The new device, whose design is still being refined by the team, is expected ultimately to look and function very much like existing otoscopes, the devices most doctors currently use to peer inside the ear to look for signs of infection. But unlike these conventional devices, which use visible light and can only see a few millimeters into the tissues of the ear, the new device instead uses shortwave infrared light, which can penetrate much deeper.
The findings are being reported in the journal PNAS, in a paper by Moungi Bawendi, the Lester Wolfe Professor of Chemistry at MIT; Jessica Carr, an MIT doctoral student; Oliver Bruns, an MIT research scientist; and Tulio Valdez, a pediatric otolaryngologist at Connecticut Children's Medical Center and associate professor of otolaryngology at the University of Connecticut.
"A lot of times, it's a fifty-fifty guess as to whether there is fluid there," Carr says. "If there's no fluid, there's no chance of an infection. One of the limitations of the existing technology is that you can't see through the eardrum, so you can't easily see the fluid. But the eardrum basically becomes transparent to our device." Fluid within the ear, by contrast, "becomes very dark and very apparent."

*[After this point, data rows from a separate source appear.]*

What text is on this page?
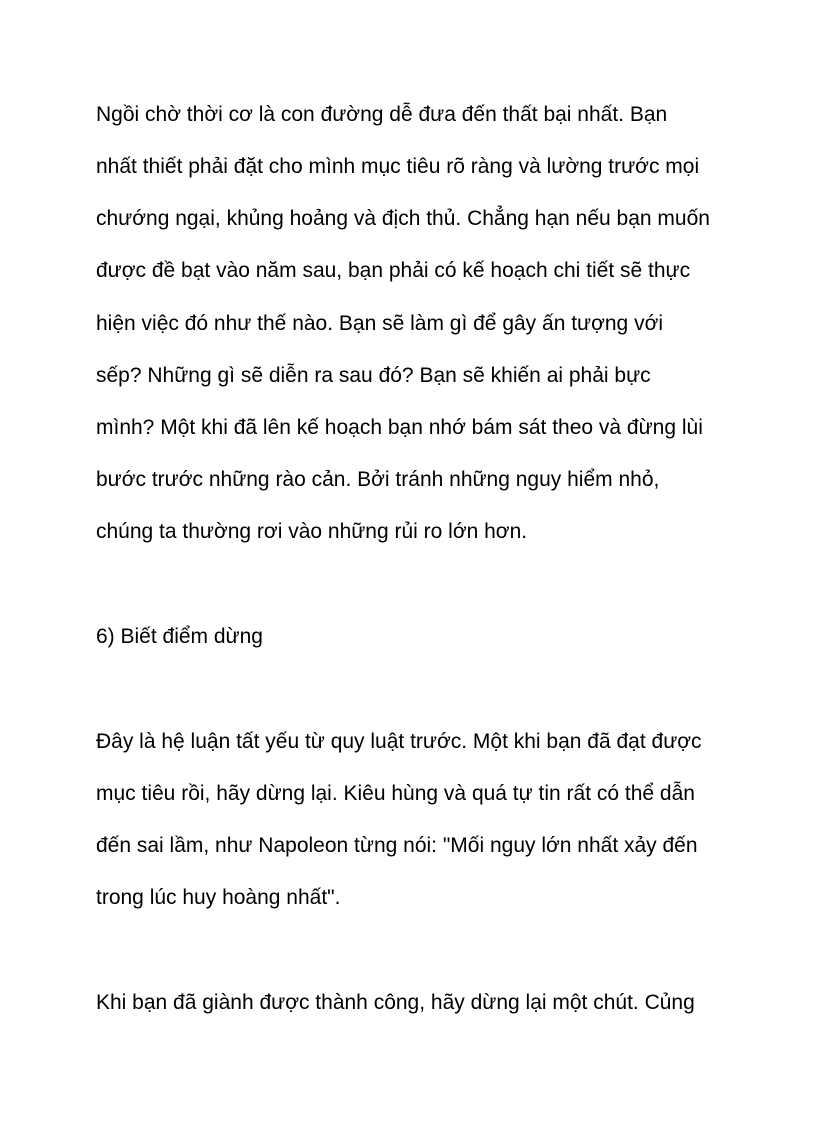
Ngồi chờ thời cơ là con đường dễ đưa đến thất bại nhất. Bạn

nhất thiết phải đặt cho mình mục tiêu rõ ràng và lường trước mọi

chướng ngại, khủng hoảng và địch thủ. Chẳng hạn nếu bạn muốn

được đề bạt vào năm sau, bạn phải có kế hoạch chi tiết sẽ thực

hiện việc đó như thế nào. Bạn sẽ làm gì để gây ấn tượng với

sếp? Những gì sẽ diễn ra sau đó? Bạn sẽ khiến ai phải bực

mình? Một khi đã lên kế hoạch bạn nhớ bám sát theo và đừng lùi

bước trước những rào cản. Bởi tránh những nguy hiểm nhỏ,

chúng ta thường rơi vào những rủi ro lớn hơn.

6) Biết điểm dừng

Đây là hệ luận tất yếu từ quy luật trước. Một khi bạn đã đạt được

mục tiêu rồi, hãy dừng lại. Kiêu hùng và quá tự tin rất có thể dẫn

đến sai lầm, như Napoleon từng nói: "Mối nguy lớn nhất xảy đến

trong lúc huy hoàng nhất".

Khi bạn đã giành được thành công, hãy dừng lại một chút. Củng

While there are more advanced systems under development that do provide data on these deeper parts of the ear, Carr says, those "haven't been widely adopted. They're not familiar to the physicians, who have to use a whole range of technologies in their work. These are something new and unfamiliar, and some of these devices require a trained audiologist to run them." So the MIT team worked to make the new device as familiar as possible, closely resembling the otoscopes that doctors already use.

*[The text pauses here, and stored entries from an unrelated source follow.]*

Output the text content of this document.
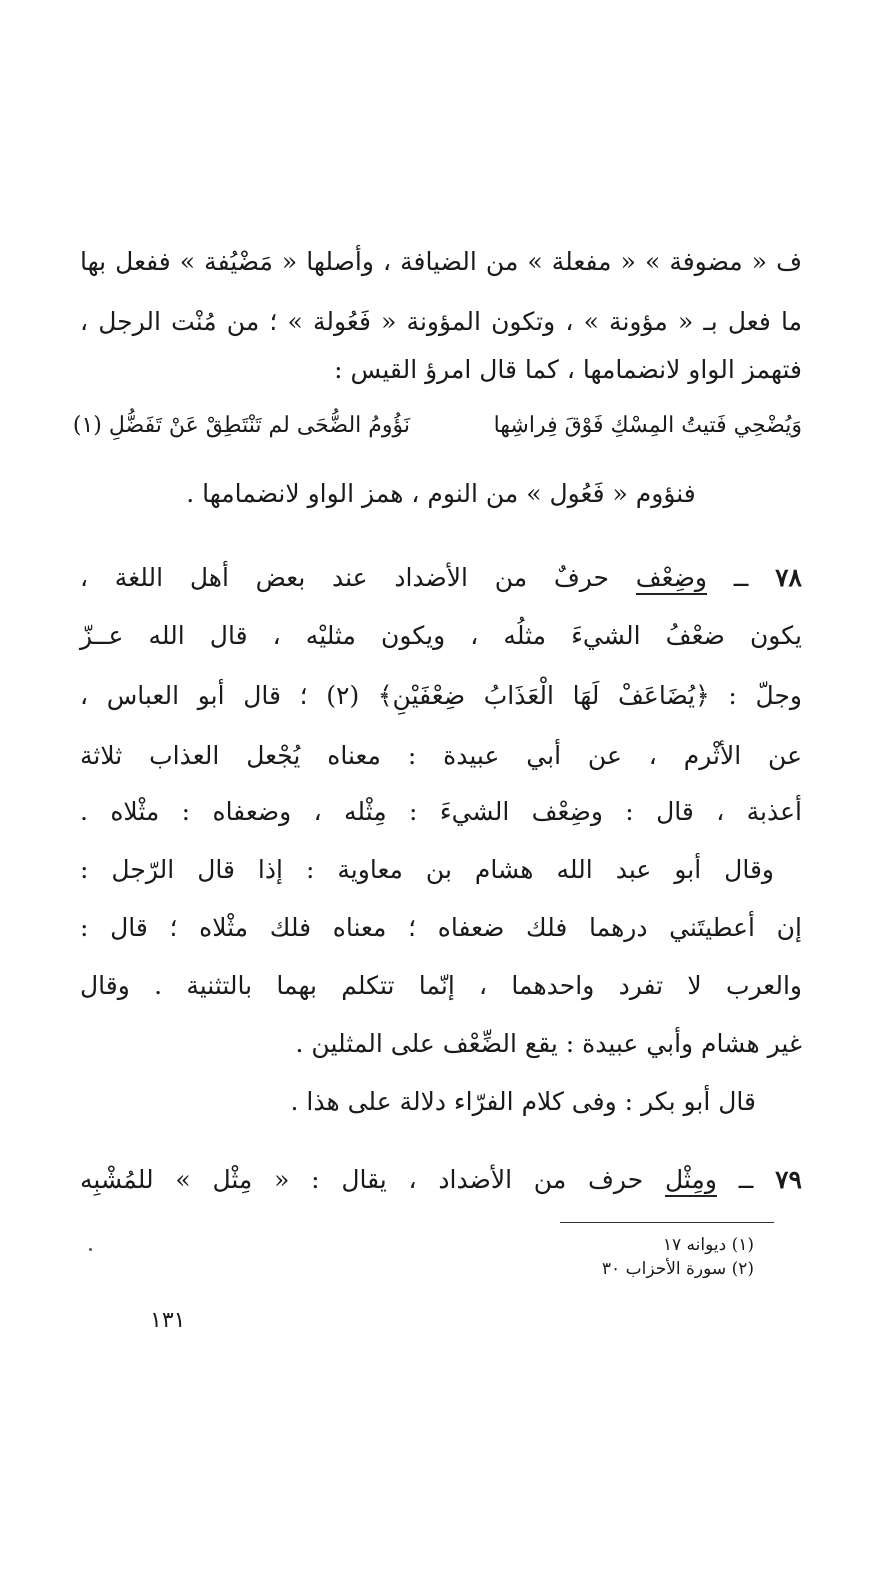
ف « مضوفة » « مفعلة » من الضيافة ، وأصلها « مَضْيُفة » ففعل بها
ما فعل بـ « مؤونة » ، وتكون المؤونة « فَعُولة » ؛ من مُنْت الرجل ،
فتهمز الواو لانضمامها ، كما قال امرؤ القيس :
وَيُضْحِي فَتيتُ المِسْكِ فَوْقَ فِراشِها
نَؤُومُ الضُّحَى لم تَنْتَطِقْ عَنْ تَفَضُّلِ (١)
فنؤوم « فَعُول » من النوم ، همز الواو لانضمامها .
٧٨ ــ وضِعْف حرفٌ من الأضداد عند بعض أهل اللغة ،
يكون ضعْفُ الشيءَ مثلُه ، ويكون مثليْه ، قال الله عــزّ
وجلّ : ﴿يُضَاعَفْ لَهَا الْعَذَابُ ضِعْفَيْنِ﴾ (٢) ؛ قال أبو العباس ،
عن الأثْرم ، عن أبي عبيدة : معناه يُجْعل العذاب ثلاثة
أعذبة ، قال : وضِعْف الشيءَ : مِثْله ، وضعفاه : مثْلاه .
وقال أبو عبد الله هشام بن معاوية : إذا قال الرّجل :
إن أعطيتَني درهما فلك ضعفاه ؛ معناه فلك مثْلاه ؛ قال :
والعرب لا تفرد واحدهما ، إنّما تتكلم بهما بالتثنية . وقال
غير هشام وأبي عبيدة : يقع الضِّعْف على المثلين .
قال أبو بكر : وفى كلام الفرّاء دلالة على هذا .
٧٩ ــ ومِثْل حرف من الأضداد ، يقال : « مِثْل » للمُشْبِه
(١) ديوانه ١٧
(٢) سورة الأحزاب ٣٠
١٣١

"We developed something easy to use, and that wouldn't require much training," she says.
Studies have shown that about 8 million children each year in the U.S. are diagnosed with otitis media, the medical term for middle-ear infections, Carr says. These are especially prevalent among young children: About 80 percent of them will have at least one such diagnosis by the age of 3. But the studies show that such diagnoses are correct only 51 percent of the time -- "essentially a coin toss," Carr says.
The roughly 4 million incorrect diagnoses are about evenly split between false positives and false negatives, indicating that about 2 million children every year are incorrectly thought to have such infections, and are prescribed unnecessary antibiotics. Once the presence of an infection is determined, doctors must then try to distinguish between viral and bacterial causes, something this device cannot determine, although it can provide some clues.
After initial successful tests on 10 adult subjects, the team is now in the process of carrying out tests on pediatric patients to confirm the accuracy of the diagnostic results. Assuming the tests go well, the team hopes to commercialize the device. The ultimate cost, Carr says, will depend on the cost of the infrared imaging system -- which is finding a variety of applications, including in the self-driving cars being developed by Google and other companies, because of its ability to see through fog and during night time. The cost of those devices, originally developed for military uses, has already fallen drastically over the last couple of years, she says, and widespread production could drop those costs rapidly.